De qualquer forma, como posso esquecer se nem me lembro? Há fatos que não parecem ter acontecido conosco – eu estava mesmo naquela sala, por exemplo, em volta da televisão de perninhas que transmitia em branco e preto um dos maiores prodígios da ciência do século passado, mas lembrar é privilégio de outros.

Ao longo do tempo, viveria e esqueceria muitas outras coisas, afinal, a alienação não ocorre somente nos obscuros primeiros anos da infância. É natural da memória se tornar seletiva, adulteradora, intervencionista – até já houve quem dissesse que é por conta disto que conseguimos conviver com nosso passado.

Damos adeus a quem somos, de instante em instante deixamos de ser, transformamo-nos imperceptivelmente à medida que nosso cérebro inventa seu maior personagem: o eu que lembramos. Discutimos com “ele”, argumentamos, filosofamos e por fim esquecemos de novo, na tentativa nem sempre bem sucedida de viabilizar esta “convivência”.

Há um eu “de dentro” e um eu “de fora”, um eu “meu” e um eu “teu”, um de hoje, um de amanhã e outro de ontem, evanescente. Desnecessário e irrelevante perguntar quem sou.

Pedaços do mundo e de nós ficam para trás, contudo: “sobram” na luta diária. Pedaços de nós discordam da noção que está tudo bem e clamam por compreensão e entendimento. É que na vida, esta tremenda “obra aberta”, as coisas serão sempre e apenas quase todas certas, não o suficiente para nos convencer. Deve ser por isso que gostamos tanto de livros e filmes, pelo menos daqueles em que tudo se encaixa. Torcemos, no fundo, por um fim que não queremos que chegue nunca. Ansiamos por um sentido, e não nos satisfazemos com a noção de que o sentido, se houver, só existe em um plano subjetivo e projetivo, diferente da realidade. Nossa história segue em frente sem dar tratos à bola, afinal é só mais uma história.

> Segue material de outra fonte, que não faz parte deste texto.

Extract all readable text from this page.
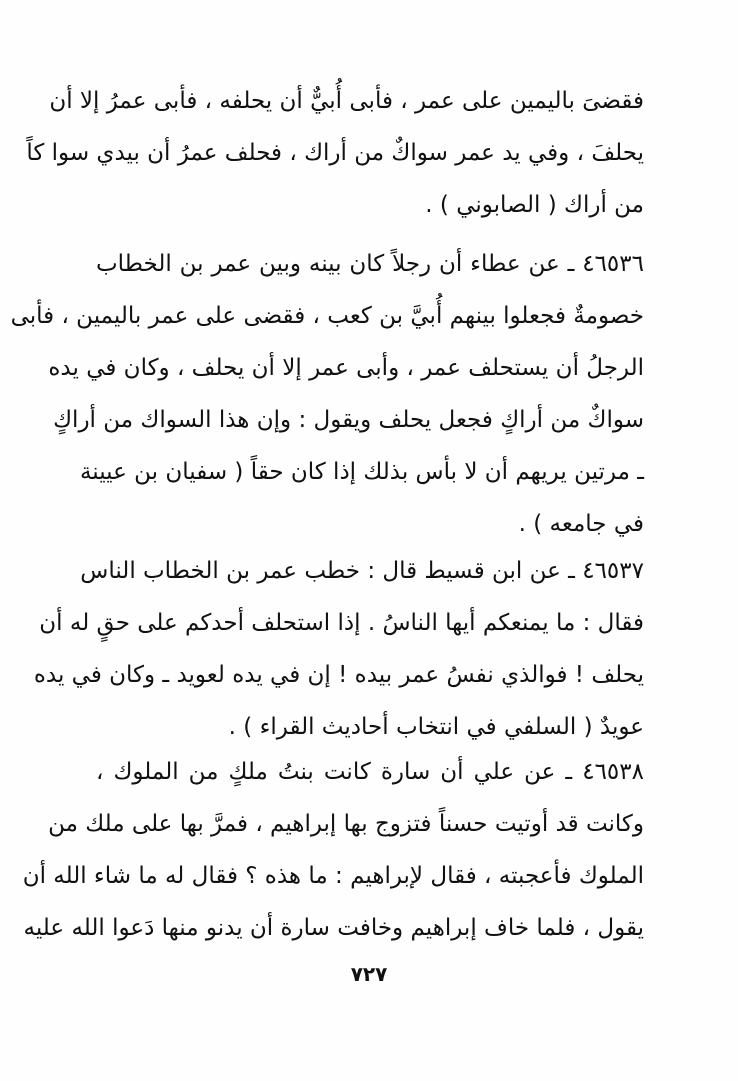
فقضىَ باليمين على عمر ، فأبى أُبيٌّ أن يحلفه ، فأبى عمرُ إلا أن
يحلفَ ، وفي يد عمر سواكٌ من أراك ، فحلف عمرُ أن بيدي سوا كاً
من أراك ( الصابوني ) .
٤٦٥٣٦ ـ عن عطاء أن رجلاً كان بينه وبين عمر بن الخطاب
خصومةٌ فجعلوا بينهم أُبيَّ بن كعب ، فقضى على عمر باليمين ، فأبى
الرجلُ أن يستحلف عمر ، وأبى عمر إلا أن يحلف ، وكان في يده
سواكٌ من أراكٍ فجعل يحلف ويقول : وإن هذا السواك من أراكٍ
ـ مرتين يريهم أن لا بأس بذلك إذا كان حقاً ( سفيان بن عيينة
في جامعه ) .
٤٦٥٣٧ ـ عن ابن قسيط قال : خطب عمر بن الخطاب الناس
فقال : ما يمنعكم أيها الناسُ . إذا استحلف أحدكم على حقٍ له أن
يحلف ! فوالذي نفسُ عمر بيده ! إن في يده لعويد ـ وكان في يده
عويدٌ ( السلفي في انتخاب أحاديث القراء ) .
٤٦٥٣٨ ـ عن علي أن سارة كانت بنتُ ملكٍ من الملوك ،
وكانت قد أوتيت حسناً فتزوج بها إبراهيم ، فمرَّ بها على ملك من
الملوك فأعجبته ، فقال لإبراهيم : ما هذه ؟ فقال له ما شاء الله أن
يقول ، فلما خاف إبراهيم وخافت سارة أن يدنو منها دَعوا الله عليه
٧٢٧
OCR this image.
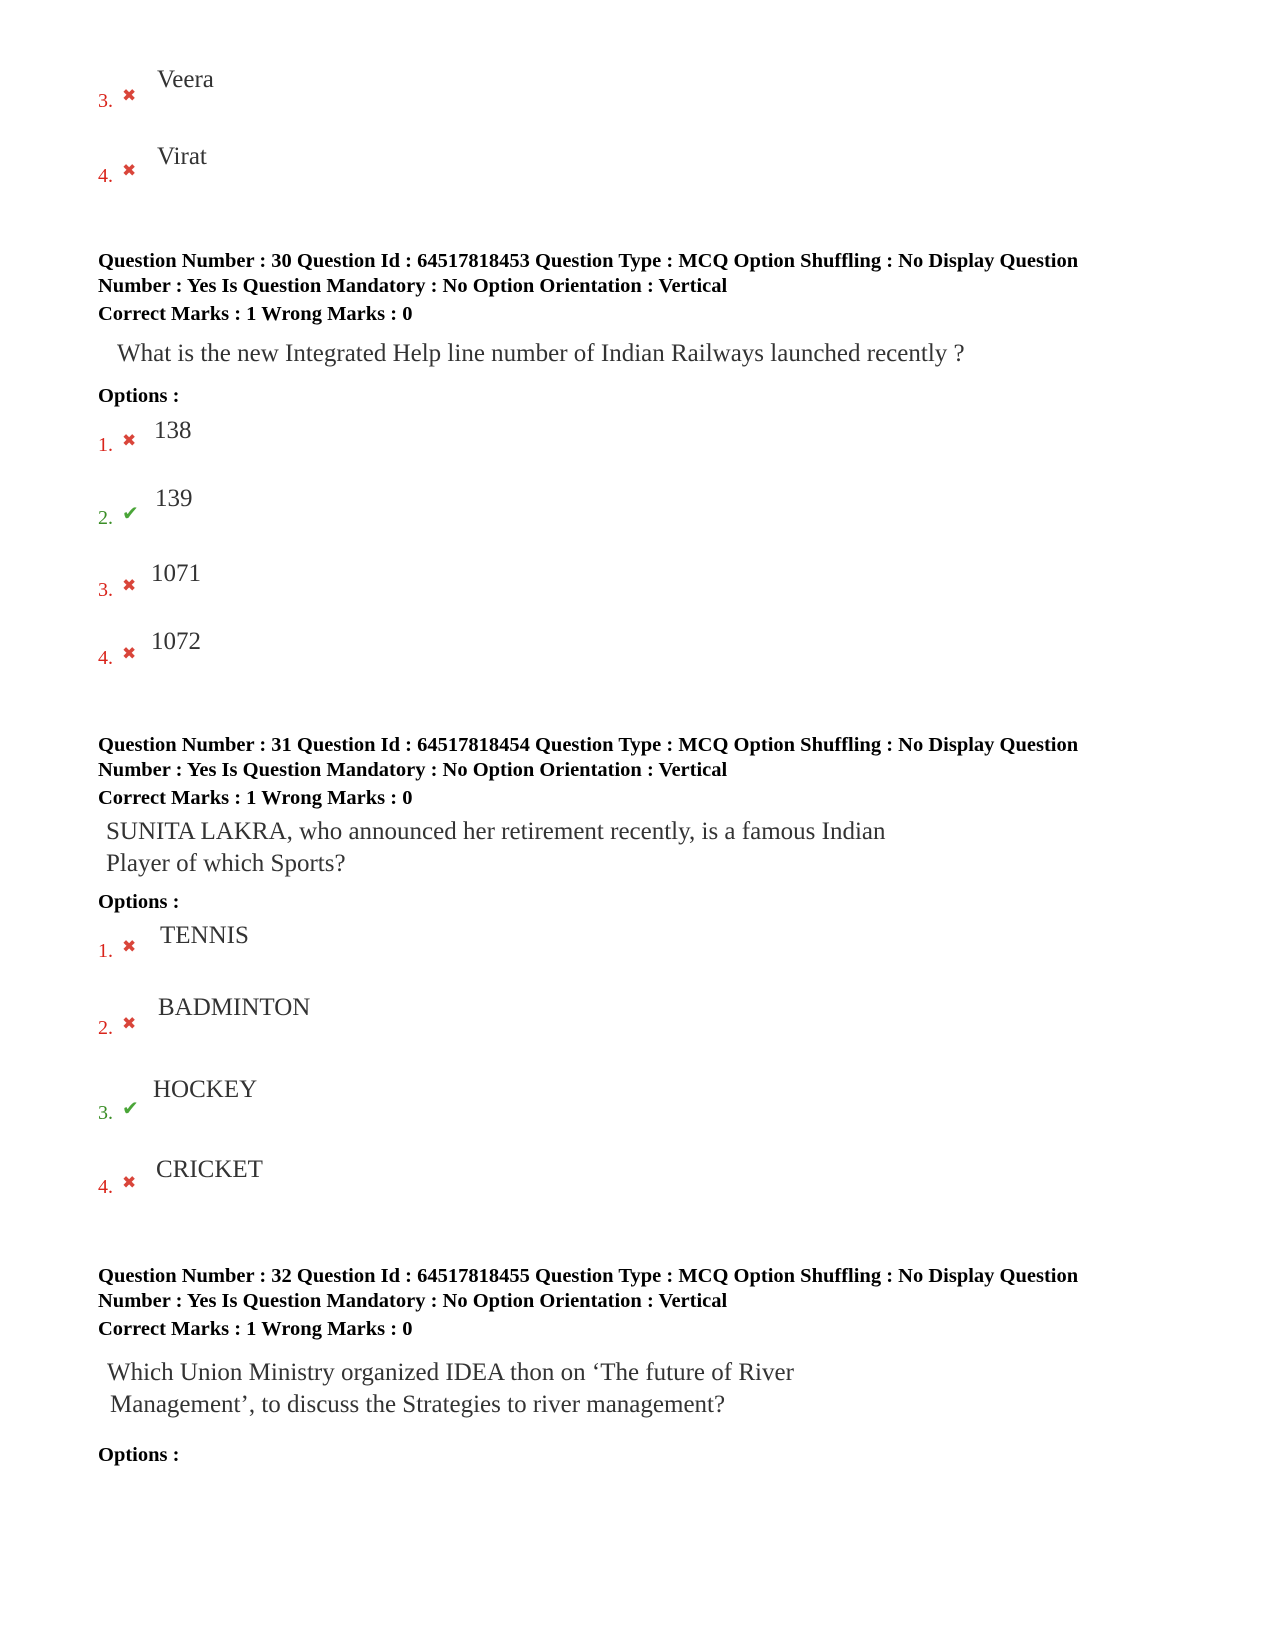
3. ✖
Veera
4. ✖
Virat
Question Number : 30 Question Id : 64517818453 Question Type : MCQ Option Shuffling : No Display Question
Number : Yes Is Question Mandatory : No Option Orientation : Vertical
Correct Marks : 1 Wrong Marks : 0
What is the new Integrated Help line number of Indian Railways launched recently ?
Options :
1. ✖ 138
2. ✔
139
3. ✖ 1071
4. ✖ 1072
Question Number : 31 Question Id : 64517818454 Question Type : MCQ Option Shuffling : No Display Question
Number : Yes Is Question Mandatory : No Option Orientation : Vertical
Correct Marks : 1 Wrong Marks : 0
SUNITA LAKRA, who announced her retirement recently, is a famous Indian
Player of which Sports?
Options :
1. ✖ TENNIS
2. ✖
BADMINTON
3. ✔
HOCKEY
4. ✖ CRICKET
Question Number : 32 Question Id : 64517818455 Question Type : MCQ Option Shuffling : No Display Question
Number : Yes Is Question Mandatory : No Option Orientation : Vertical
Correct Marks : 1 Wrong Marks : 0
Which Union Ministry organized IDEA thon on ‘The future of River
Management’, to discuss the Strategies to river management?
Options :
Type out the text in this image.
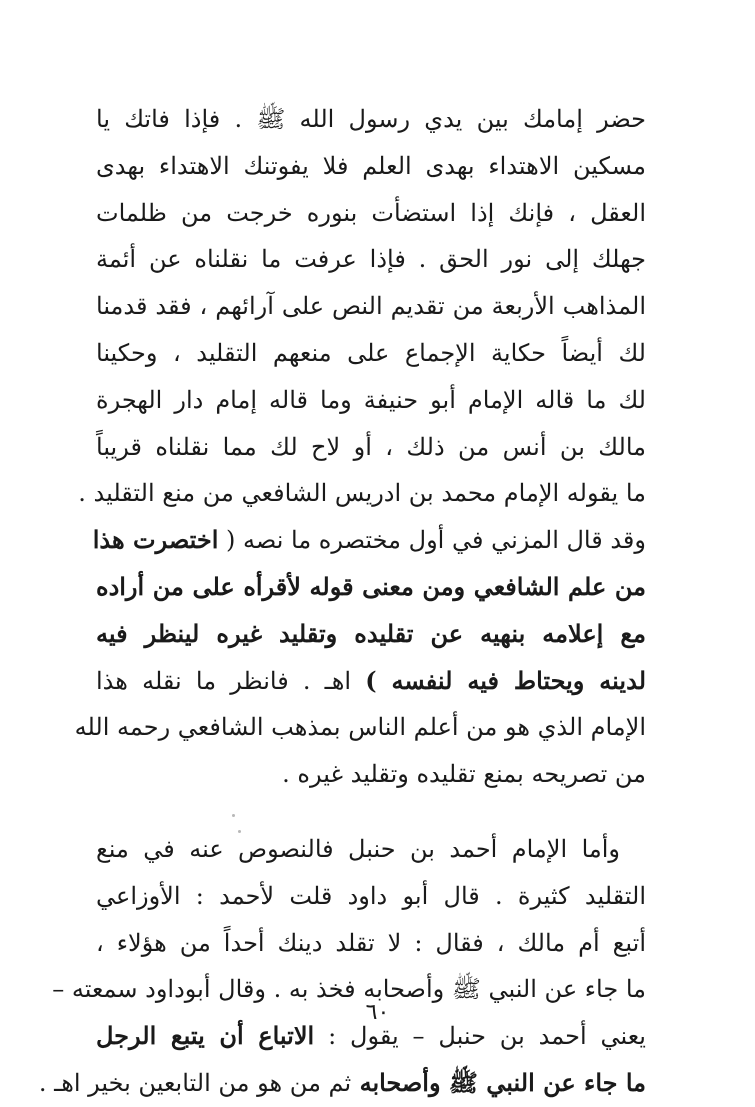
حضر إمامك بين يدي رسول الله ﷺ . فإذا فاتك يا
مسكين الاهتداء بهدى العلم فلا يفوتنك الاهتداء بهدى
العقل ، فإنك إذا استضأت بنوره خرجت من ظلمات
جهلك إلى نور الحق . فإذا عرفت ما نقلناه عن أئمة
المذاهب الأربعة من تقديم النص على آرائهم ، فقد قدمنا
لك أيضاً حكاية الإجماع على منعهم التقليد ، وحكينا
لك ما قاله الإمام أبو حنيفة وما قاله إمام دار الهجرة
مالك بن أنس من ذلك ، أو لاح لك مما نقلناه قريباً
ما يقوله الإمام محمد بن ادريس الشافعي من منع التقليد .
وقد قال المزني في أول مختصره ما نصه ( اختصرت هذا
من علم الشافعي ومن معنى قوله لأقرأه على من أراده
مع إعلامه بنهيه عن تقليده وتقليد غيره لينظر فيه
لدينه ويحتاط فيه لنفسه ) اهـ . فانظر ما نقله هذا
الإمام الذي هو من أعلم الناس بمذهب الشافعي رحمه الله
من تصريحه بمنع تقليده وتقليد غيره .
وأما الإمام أحمد بن حنبل فالنصوص عنه في منع
التقليد كثيرة . قال أبو داود قلت لأحمد : الأوزاعي
أتبع أم مالك ، فقال : لا تقلد دينك أحداً من هؤلاء ،
ما جاء عن النبي ﷺ وأصحابه فخذ به . وقال أبوداود سمعته –
يعني أحمد بن حنبل – يقول : الاتباع أن يتبع الرجل
ما جاء عن النبي ﷺ وأصحابه ثم من هو من التابعين بخير اهـ .
٦٠
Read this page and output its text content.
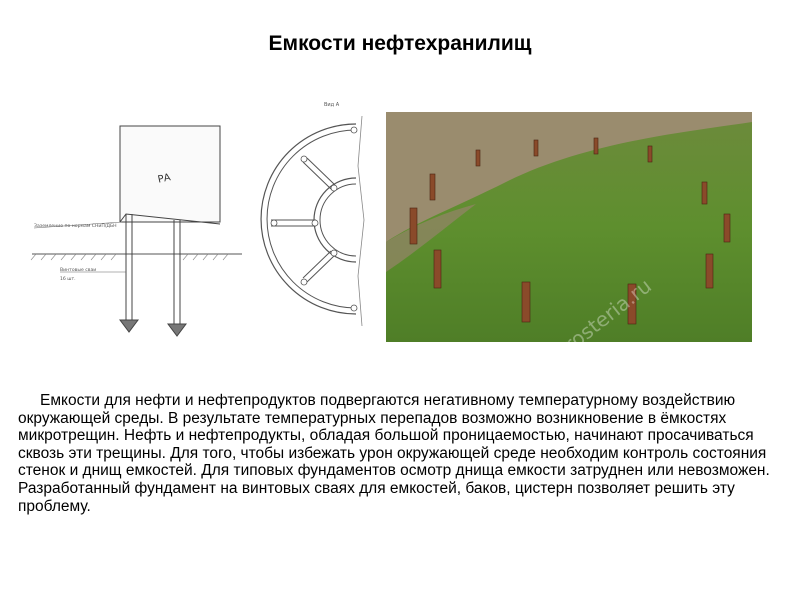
Емкости нефтехранилищ
РА
Заземление по нормам СНиП/ДБН
Винтовые сваи
16 шт.
Вид А

Емкости для нефти и нефтепродуктов подвергаются негативному температурному воздействию окружающей среды. В результате температурных перепадов возможно возникновение в ёмкостях микротрещин. Нефть и нефтепродукты, обладая большой проницаемостью, начинают просачиваться сквозь эти трещины. Для того, чтобы избежать урон окружающей среде необходим контроль состояния стенок и днищ емкостей. Для типовых фундаментов осмотр днища емкости затруднен или невозможен. Разработанный фундамент на винтовых сваях для емкостей, баков, цистерн позволяет решить эту проблему.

O que me faz lembrar que existem outros, ainda, dentro de nós. Eu os encontro por trás de uma nova gíria, nas ruas, nas casas, nos edifícios onde trabalho, nas festas e nos gestos; depois os regurgito e devolvo, com mais ou menos vida, no seio de minhas histórias. Somos marcados, pra bem ou pra mal, por aqueles que conhecemos. Os poucos que nos impressionam sobreviverão, para sempre na memória, imprecisos amálgamas que nunca chegaremos a apreender por inteiro, focados e reais. Há também um “você” de dentro, um “eu” que é seu, a maravilha do “nós”. Sim, pois se não chegamos a nos conhecer de verdade, mutantes que somos, que diremos dos outros, que só sei humanos porque assim aprendi a chamá-los, usualmente tão distantes que estamos uns dos outros.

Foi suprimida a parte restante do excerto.